2017/06/05 06:36:14 DEBUG : >>>>>>>>>>>>>>>>>>>>>>>>>>>>>>>>>>>>>>>>>>>>>>>>>>>>>>>>>>>>
2017/06/05 06:36:14 DEBUG : <<<<<<<<<<<<<<<<<<<<<<<<<<<<<<<<<<<<<<<<<<<<<<<<<<<<<<<<<<<<
2017/06/05 06:36:14 DEBUG : HTTP RESPONSE (req (redacted))
2017/06/05 06:36:14 DEBUG : HTTP/1.1 200 OK
Transfer-Encoding: chunked
Content-Type: application/xml
Date: Mon, 05 Jun 2017 11:36:15 GMT
Server: AmazonS3
X-Amz-Bucket-Region: us-east-1
X-Amz-Id-2: (redacted)
X-Amz-Request-Id: AB82807559DFAB28

followed by a little over 32K of these, one for each file apparently:

2017/06/05 06:36:27 DEBUG : some_file: Size of src and dst objects identical
2017/06/05 06:36:27 DEBUG : some_file: Unchanged skipping

followed by:

2017/06/05 06:36:27 INFO  : Encrypted S3 bucket (redacted): Waiting for transfers to finish
2017/06/05 06:36:27 INFO  : Waiting for deletions to finish
2017/06/05 06:36:27 INFO  : 
Transferred:      0 Bytes (0 Bytes/s)
Errors:                 0
Checks:             32139
Transferred:            0
Elapsed time:       13.9s
2017/06/05 06:36:27 DEBUG : Go routines at exit 9
2017/06/05 06:36:27 DEBUG : rclone: Version "v1.36" finishing with parameters ["/usr/sbin/rclone" "sync" "--checksum" "-vv" "--dump-headers" "--transfers=3" "--old-sync-method" "--bwlimit" "05:00,400K 22:00,700K" "/backupdrive/" "S3:"]
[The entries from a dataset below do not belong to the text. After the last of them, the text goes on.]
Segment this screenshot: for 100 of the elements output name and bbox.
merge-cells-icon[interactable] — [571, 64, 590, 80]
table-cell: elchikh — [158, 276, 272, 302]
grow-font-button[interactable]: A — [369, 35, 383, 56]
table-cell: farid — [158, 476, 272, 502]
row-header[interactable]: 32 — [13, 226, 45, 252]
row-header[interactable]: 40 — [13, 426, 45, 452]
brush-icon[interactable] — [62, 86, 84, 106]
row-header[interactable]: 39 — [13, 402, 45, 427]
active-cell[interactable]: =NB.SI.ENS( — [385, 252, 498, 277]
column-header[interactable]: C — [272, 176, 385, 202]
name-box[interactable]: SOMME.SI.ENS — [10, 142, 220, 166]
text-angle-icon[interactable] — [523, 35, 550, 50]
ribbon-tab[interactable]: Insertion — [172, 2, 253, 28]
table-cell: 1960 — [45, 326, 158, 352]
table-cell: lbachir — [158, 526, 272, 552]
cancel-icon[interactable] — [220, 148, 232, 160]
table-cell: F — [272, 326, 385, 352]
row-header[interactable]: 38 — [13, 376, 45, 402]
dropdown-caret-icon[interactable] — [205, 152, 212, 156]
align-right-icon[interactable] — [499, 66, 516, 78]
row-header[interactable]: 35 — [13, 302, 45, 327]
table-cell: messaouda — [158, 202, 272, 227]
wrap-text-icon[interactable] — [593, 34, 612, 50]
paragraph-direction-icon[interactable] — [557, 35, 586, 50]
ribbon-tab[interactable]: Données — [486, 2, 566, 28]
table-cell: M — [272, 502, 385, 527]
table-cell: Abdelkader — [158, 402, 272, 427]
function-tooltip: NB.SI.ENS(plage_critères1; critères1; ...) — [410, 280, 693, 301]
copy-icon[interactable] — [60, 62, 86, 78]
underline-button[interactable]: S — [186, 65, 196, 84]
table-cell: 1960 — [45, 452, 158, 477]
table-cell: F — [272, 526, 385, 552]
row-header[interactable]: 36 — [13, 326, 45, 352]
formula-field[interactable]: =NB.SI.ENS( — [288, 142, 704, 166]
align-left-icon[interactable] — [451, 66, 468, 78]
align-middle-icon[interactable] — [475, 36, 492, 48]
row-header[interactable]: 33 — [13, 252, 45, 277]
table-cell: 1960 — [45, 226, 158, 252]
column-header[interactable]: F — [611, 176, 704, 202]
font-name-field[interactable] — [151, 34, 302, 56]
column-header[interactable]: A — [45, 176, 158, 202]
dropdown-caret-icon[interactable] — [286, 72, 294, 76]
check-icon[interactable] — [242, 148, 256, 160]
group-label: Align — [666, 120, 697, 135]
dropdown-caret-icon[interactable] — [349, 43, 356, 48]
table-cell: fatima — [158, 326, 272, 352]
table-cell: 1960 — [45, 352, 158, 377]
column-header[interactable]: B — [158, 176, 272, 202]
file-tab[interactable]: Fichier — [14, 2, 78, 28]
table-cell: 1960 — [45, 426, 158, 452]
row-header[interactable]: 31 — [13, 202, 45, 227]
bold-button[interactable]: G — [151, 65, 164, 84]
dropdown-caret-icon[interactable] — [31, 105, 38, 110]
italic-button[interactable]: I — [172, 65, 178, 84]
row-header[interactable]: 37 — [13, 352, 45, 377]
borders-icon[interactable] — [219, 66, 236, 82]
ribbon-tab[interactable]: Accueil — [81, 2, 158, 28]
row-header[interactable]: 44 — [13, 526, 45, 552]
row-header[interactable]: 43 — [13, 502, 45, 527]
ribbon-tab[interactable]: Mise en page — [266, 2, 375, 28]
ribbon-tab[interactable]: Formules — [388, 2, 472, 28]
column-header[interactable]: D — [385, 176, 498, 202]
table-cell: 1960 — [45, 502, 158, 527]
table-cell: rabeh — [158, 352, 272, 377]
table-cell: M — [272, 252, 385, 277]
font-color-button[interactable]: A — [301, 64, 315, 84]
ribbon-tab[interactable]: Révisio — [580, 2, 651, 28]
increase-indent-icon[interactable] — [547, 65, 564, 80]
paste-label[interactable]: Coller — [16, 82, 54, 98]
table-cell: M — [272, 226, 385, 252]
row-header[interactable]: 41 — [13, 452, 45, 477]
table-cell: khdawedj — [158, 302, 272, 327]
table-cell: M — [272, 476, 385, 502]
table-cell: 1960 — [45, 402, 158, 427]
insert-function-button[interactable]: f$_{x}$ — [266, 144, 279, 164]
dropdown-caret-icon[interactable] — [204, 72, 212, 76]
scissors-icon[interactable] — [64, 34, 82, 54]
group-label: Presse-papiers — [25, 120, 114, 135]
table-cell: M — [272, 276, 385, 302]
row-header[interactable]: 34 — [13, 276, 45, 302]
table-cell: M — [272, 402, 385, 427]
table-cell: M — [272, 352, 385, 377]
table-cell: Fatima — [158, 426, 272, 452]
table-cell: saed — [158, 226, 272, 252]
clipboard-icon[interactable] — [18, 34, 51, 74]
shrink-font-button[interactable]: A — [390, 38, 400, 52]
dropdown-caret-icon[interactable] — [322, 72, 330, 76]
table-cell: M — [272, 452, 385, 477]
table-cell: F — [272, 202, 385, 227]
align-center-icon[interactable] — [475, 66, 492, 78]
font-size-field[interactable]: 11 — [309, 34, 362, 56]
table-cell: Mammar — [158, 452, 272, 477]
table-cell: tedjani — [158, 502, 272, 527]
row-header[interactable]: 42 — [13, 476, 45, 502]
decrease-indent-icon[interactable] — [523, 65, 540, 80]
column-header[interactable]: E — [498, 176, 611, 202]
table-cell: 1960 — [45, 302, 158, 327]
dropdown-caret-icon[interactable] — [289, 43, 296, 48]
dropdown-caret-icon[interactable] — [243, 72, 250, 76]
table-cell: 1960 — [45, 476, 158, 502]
Whew. Maybe more than I needed to post, but I am ignorant about how this works underneath.

So, a few things. First, if the initial 34 REQUEST/RESPONSE pairs are what gets counted as GETs, it appears this is quite low. Now at the 4th day into the month, the number of GETs shown on the AWS console is hanging at a little over 64K. It is increasing, but very slowly. Not sure why it jumped from 32K to 64K after I first added --checksum; maybe I messed up somewhere.
Second, it seems to me all files are being checked, so despite my ignorance, I guess I can safely assume it’s working as it should?